Marten Hübner und David Frenzel klettern in ihrer Freizeit am liebsten ohne Seil und überwinden Hindernisse springend oder mit einem Salto. Gemeinsam mit zwei Freunden haben sie daraus eine Geschäftsidee entwickelt, die ihre Heimat, die Altmark, attraktiver machen soll.

Arendsee. Buden bauen, auf Bäume klettern, im Schlamm spielen – Hauptsache draußen sein, und das gerne im Wald und in Bewegung. Wenn Marten Hübner und David Frenzel über ihre Kindheit in der Altmark sprechen, klingt das idyllisch und vor allem sportlich. Ihre Sportart damals im SV 04 Rohrberg: Judo. „Wir haben dort trainiert und irgendwann das Training übernommen. Ohne uns und besonders Frank gäbe es die Sektion wahrscheinlich nicht mehr“, sagt David.

Viel gab und gibt es ihrer Meinung nach nicht im dünn besiedelten, aber landschaftlich schönen Norden Sachsen-Anhalts. Wollten sie mit ihren Freunden Sönke Rückwardt und Frank Pelczarski mehr erleben, hieß das: Ab in den Bus nach Lüneburg, Braunschweig oder Wolfsburg. Das soll sich mit der gemeinsamen Firma 90 Grad der vier Männer bald ändern. Die Gründer wollen die erste Boulder- und Parkour-Halle in Salzwedel auf die Beine stellen und so einen Ankerpunkt in der Altmark schaffen.

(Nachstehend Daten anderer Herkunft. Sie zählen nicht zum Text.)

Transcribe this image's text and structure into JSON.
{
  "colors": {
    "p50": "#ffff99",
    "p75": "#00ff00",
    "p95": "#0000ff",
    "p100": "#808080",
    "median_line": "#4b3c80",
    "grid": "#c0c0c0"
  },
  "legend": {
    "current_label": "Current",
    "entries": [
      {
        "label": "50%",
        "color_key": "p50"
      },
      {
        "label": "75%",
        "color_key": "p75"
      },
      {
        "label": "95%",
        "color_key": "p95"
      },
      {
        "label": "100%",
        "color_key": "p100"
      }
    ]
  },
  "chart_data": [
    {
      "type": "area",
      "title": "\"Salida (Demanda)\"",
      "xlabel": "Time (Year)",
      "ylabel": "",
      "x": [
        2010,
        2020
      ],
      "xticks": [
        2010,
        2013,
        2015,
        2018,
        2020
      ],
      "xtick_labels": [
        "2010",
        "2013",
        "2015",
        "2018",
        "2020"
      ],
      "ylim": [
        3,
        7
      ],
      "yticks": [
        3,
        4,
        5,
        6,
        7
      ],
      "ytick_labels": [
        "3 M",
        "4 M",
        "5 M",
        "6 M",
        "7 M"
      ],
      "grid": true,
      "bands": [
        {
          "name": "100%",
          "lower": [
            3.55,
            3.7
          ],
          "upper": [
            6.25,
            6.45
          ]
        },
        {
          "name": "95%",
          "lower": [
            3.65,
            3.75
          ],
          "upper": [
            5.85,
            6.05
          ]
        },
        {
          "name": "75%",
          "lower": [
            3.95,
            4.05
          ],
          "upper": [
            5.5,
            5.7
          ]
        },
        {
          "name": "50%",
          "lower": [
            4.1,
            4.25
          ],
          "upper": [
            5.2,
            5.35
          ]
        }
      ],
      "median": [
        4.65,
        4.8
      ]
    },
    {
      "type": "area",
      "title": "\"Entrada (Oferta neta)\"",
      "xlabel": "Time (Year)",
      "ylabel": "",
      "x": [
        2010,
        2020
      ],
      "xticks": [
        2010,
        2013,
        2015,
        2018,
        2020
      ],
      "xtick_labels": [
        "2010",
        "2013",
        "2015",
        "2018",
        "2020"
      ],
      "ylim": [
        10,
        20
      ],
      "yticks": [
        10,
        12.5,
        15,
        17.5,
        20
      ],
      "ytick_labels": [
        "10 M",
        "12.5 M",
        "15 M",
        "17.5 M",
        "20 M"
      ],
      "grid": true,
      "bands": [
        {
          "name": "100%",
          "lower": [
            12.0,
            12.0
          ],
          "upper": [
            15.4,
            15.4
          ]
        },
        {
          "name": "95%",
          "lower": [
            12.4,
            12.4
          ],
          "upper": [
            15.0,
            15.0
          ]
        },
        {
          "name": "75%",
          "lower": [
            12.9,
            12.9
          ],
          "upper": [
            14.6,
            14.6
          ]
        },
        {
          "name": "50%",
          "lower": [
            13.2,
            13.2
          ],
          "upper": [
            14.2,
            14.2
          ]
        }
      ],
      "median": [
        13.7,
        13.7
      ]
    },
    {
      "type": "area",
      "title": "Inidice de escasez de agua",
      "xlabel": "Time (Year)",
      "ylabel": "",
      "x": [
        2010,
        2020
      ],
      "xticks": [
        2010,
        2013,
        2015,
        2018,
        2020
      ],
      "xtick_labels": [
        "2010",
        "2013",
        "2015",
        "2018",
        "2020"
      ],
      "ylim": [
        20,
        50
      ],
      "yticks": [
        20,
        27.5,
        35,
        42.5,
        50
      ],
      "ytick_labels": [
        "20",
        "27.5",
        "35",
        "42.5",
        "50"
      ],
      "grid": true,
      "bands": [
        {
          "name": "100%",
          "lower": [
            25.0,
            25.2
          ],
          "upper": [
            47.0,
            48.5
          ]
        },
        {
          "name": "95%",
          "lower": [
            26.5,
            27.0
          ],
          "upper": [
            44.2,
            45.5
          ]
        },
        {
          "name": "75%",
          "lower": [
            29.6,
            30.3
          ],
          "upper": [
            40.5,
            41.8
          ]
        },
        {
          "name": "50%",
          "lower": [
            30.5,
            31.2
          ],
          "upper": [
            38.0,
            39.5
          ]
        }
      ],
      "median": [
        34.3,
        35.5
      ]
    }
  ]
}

Akrobatik aus dem Internet begeistert 

„Bouldern ist nicht klettern“, erklärt Marten. „Beim Bouldern gibt es kein Seil und keinen Gurt.“ In einer Höhe, in der das Abspringen ungefährlich ist, erschließt man sich mit Händen und Füßen entlang von Griffen und Tritten bestimmte Routen. Je akrobatischer man ans Ziel kommt, desto besser. Auch beim Parkour geht es um das Überwinden von Hindernissen aus eigener Körperkraft. Mit einer halben Drehung geht es dabei über ein Geländer oder im Katzensprung über eine Mauer, und das möglichst geschmeidig und schnell.

Die Begeisterung für Parkour entwickelte der Freundeskreis im Teenageralter über Filme und das Internet. „Wir schauten uns auf YouTube Anleitungen für Salti an“, sagt der 28-jährige Marten. „Irgendwann stellten wir uns Hindernisse in der Sporthalle zusammen“, so David. Die Bewegungsabläufe seien durch ihr Judo-Training schon da gewesen, sie mussten ihre Lieblingsszenen aus den Clips nur noch reproduzieren. Das Bouldern entdeckte Marten später im Studium für sich und steckte anschließend auch den Rest der Clique mit seiner Begeisterung an.


Das richtige Umfeld für zwei Sportarten

In ihrer künftigen Halle will die junge Firma das richtige Umfeld und Kurse für beide Sportarten und alle Altersklassen bieten. „Leute, die Parkour machen, gehen Bouldern, weil sie die Griffkraft brauchen, und Boulderer machen Parkour, weil man sich bei vielen Routen auch dynamisch bewegen muss“, sagt David. „Beide Sportarten passen gut zusammen und wir bringen sie unter ein Dach.“ In ganz Deutschland gäbe es laut eigenen Recherchen nur zwei vergleichbare Hallen – keine liege in der Nähe der Altmark.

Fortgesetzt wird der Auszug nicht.